Käte stood rigid, overcome by a terror that paralysed her: what did she know? She became glowing hot and then icy cold. "Not from such a rude boy--what has he got to do here?" oh, God, was that the way she spoke about him?
She ran up to the nursery; Wölfchen was still kneeling at the window.
No other villa obstructed the view there as yet; from the window one looked out on a large piece of waste ground, where dandelions and nettles grew in the sand between hedge mustard in the summer time, but where the snow lay now, deep and clean, untouched by any footstep. The short winter evening was already drawing to a close, that white field was the only thing that still glittered, and it seemed to the mother that the child's face was very wan in the pale light of the luminous snow.
"Wölfchen," she called softly. And then "Wölfchen, how could you say 'goose' and 'hold your tongue' to Lisbeth?

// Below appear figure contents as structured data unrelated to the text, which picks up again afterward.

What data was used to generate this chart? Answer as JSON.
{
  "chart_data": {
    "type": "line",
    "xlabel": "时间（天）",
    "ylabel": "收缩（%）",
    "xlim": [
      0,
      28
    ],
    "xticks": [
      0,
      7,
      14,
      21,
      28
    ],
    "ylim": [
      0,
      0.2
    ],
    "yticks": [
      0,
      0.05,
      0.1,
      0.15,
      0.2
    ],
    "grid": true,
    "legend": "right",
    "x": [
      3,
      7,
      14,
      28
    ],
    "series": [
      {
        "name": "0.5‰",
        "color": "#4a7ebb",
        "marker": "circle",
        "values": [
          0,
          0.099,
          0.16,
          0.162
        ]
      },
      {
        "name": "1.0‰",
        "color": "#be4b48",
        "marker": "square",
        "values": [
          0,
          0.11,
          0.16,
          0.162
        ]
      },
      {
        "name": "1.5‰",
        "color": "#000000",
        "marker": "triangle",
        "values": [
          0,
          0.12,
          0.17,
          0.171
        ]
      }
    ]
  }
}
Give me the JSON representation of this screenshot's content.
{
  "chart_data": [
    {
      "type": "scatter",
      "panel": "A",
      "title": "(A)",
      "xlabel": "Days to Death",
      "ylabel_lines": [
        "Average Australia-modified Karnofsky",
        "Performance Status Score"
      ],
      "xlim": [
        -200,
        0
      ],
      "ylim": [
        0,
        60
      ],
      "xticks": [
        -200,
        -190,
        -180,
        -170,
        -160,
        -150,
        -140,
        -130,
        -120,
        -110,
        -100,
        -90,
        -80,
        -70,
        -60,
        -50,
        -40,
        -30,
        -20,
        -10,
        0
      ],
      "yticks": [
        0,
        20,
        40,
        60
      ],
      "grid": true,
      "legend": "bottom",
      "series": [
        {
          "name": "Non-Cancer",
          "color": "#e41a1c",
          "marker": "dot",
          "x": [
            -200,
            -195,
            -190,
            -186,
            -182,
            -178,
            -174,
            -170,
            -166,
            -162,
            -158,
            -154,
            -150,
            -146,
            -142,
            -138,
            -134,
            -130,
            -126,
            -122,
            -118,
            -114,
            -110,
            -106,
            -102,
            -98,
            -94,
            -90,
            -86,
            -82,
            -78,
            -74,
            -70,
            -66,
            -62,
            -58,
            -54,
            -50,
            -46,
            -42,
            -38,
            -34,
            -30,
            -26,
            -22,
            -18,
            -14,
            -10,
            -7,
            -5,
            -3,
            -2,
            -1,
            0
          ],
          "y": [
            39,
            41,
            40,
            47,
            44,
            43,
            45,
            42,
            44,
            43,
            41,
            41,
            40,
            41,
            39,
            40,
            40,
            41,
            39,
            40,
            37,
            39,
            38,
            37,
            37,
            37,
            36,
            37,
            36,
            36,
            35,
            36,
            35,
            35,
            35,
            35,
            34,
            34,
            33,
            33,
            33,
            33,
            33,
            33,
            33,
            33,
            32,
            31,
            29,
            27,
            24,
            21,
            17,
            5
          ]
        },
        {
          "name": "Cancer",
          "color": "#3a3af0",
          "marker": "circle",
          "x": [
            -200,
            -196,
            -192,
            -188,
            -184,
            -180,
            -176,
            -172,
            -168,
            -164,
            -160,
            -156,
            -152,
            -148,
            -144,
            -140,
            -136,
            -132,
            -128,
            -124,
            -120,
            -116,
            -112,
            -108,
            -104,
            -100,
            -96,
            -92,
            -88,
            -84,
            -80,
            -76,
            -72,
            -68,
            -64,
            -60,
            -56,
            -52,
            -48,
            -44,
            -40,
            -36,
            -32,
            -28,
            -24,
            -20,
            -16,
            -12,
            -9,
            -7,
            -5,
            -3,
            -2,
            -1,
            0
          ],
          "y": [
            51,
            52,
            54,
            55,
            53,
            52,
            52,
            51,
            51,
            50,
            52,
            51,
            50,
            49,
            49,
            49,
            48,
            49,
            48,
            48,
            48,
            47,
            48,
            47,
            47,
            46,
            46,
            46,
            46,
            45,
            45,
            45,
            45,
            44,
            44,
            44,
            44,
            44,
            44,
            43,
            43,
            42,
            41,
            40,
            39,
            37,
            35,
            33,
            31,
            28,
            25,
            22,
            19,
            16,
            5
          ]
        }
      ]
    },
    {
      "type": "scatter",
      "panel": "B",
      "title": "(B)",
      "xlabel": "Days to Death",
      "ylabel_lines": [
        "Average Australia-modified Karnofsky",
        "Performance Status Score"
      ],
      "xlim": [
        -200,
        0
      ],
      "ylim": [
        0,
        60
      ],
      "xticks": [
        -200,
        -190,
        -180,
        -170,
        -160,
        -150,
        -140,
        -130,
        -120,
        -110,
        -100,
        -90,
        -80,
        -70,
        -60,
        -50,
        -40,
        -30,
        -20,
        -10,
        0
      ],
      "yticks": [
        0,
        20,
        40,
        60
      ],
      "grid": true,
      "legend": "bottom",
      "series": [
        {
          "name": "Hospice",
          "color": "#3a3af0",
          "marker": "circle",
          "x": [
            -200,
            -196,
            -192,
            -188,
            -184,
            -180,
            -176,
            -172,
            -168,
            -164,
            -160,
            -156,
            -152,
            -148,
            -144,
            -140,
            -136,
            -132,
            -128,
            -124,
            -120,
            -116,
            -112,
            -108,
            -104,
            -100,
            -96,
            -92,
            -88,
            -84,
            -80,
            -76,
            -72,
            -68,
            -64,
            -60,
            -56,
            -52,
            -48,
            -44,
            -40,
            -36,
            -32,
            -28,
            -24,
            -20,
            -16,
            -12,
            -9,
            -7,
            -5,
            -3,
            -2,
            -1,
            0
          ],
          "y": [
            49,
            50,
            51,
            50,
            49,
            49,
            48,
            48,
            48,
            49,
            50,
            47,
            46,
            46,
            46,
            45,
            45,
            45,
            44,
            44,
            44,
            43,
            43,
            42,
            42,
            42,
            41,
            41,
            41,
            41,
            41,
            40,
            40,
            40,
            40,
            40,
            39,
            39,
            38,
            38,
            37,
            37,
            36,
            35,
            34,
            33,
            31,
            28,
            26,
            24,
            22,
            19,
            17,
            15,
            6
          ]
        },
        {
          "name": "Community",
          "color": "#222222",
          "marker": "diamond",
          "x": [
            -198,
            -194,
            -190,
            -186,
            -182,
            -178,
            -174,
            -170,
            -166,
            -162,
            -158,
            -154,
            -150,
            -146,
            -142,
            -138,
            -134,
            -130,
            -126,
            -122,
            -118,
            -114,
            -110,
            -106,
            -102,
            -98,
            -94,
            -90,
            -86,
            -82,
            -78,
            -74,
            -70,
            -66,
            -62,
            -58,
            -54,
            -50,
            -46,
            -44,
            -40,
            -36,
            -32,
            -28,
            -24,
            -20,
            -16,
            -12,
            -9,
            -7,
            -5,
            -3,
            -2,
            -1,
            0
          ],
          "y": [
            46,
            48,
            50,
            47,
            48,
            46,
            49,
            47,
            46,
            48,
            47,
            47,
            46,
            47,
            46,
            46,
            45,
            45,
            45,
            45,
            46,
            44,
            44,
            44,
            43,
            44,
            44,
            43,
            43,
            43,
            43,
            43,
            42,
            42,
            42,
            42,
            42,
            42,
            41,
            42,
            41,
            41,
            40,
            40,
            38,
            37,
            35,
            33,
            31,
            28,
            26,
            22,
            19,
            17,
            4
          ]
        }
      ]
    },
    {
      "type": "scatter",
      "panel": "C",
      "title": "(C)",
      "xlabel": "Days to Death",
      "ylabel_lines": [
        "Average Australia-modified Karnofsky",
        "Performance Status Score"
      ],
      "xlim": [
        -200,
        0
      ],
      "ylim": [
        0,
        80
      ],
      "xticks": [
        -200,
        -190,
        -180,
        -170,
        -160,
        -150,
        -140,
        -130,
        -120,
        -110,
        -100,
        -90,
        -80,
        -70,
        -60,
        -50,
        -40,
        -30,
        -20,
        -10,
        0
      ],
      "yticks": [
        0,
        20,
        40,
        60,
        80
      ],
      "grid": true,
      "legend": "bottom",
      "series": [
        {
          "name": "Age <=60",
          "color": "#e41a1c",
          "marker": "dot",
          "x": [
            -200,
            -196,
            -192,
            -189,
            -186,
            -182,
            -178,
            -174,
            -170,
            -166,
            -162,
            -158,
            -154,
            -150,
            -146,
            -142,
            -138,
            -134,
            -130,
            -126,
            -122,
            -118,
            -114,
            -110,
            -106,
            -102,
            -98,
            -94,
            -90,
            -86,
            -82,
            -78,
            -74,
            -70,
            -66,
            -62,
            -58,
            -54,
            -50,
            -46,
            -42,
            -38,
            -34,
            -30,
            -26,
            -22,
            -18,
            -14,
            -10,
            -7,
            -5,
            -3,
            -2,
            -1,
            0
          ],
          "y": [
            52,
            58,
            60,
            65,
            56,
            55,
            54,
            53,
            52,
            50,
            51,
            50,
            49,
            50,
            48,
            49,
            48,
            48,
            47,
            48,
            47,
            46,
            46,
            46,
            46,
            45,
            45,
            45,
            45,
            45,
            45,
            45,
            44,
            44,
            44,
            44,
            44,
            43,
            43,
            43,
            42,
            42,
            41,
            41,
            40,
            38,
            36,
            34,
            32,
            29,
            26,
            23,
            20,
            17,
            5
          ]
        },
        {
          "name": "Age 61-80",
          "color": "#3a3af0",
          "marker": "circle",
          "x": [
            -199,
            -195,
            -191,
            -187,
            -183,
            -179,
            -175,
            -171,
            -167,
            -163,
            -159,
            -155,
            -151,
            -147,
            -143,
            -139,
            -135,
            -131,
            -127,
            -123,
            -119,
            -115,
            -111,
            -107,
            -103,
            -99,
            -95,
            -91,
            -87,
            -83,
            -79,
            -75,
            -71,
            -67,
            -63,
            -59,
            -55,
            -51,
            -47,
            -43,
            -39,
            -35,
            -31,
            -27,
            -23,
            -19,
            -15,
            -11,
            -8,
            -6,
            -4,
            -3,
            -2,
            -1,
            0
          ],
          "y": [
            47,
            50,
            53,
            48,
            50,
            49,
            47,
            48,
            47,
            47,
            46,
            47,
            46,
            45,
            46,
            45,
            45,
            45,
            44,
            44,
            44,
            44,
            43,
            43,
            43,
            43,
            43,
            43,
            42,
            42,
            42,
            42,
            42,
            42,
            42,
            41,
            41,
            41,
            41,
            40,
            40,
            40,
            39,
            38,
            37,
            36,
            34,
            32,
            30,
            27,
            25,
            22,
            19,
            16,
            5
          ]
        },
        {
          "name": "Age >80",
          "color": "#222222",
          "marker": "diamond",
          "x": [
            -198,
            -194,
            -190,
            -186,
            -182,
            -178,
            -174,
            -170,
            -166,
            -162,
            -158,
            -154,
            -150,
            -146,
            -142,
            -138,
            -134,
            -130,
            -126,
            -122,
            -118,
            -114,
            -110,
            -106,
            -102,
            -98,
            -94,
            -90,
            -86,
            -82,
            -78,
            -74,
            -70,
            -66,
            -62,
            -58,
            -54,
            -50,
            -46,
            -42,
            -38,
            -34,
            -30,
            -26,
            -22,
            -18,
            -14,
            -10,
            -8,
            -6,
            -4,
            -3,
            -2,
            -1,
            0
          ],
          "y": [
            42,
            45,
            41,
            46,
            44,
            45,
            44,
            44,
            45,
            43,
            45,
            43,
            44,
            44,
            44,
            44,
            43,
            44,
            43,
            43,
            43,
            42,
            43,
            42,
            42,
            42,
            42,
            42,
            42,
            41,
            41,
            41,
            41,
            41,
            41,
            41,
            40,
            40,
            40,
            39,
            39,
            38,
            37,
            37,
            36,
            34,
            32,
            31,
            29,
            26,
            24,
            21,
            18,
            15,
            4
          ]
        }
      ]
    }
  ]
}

Oh, for shame! Where did you get those words from?" Her voice was gentle and sad as she questioned him.
Then he turned round to her, and she saw how his eyes burned. Something flickered in them, that looked like a terrified, restless longing.
She noticed that as well, and quite against all rules of pedagogy she opened her arms and whispered--after it had escaped from her lips she did not know herself why she had said it, for he had everything, everything his heart desired--"You poor child!"
And he ran into her arms.
They held each other tightly, heart beating against heart. They were both sad, but neither of them knew the reason why, nor why the other one was sad.
"It's not the whipping," he murmured.
She stroked his straight hair away from his forehead with her soft hand; she did not ask him any more questions. For--did not something rise out of that field covered with snow, hover outside the window and lay its finger on its lips: "Be quiet, do not ask, do not touch it"?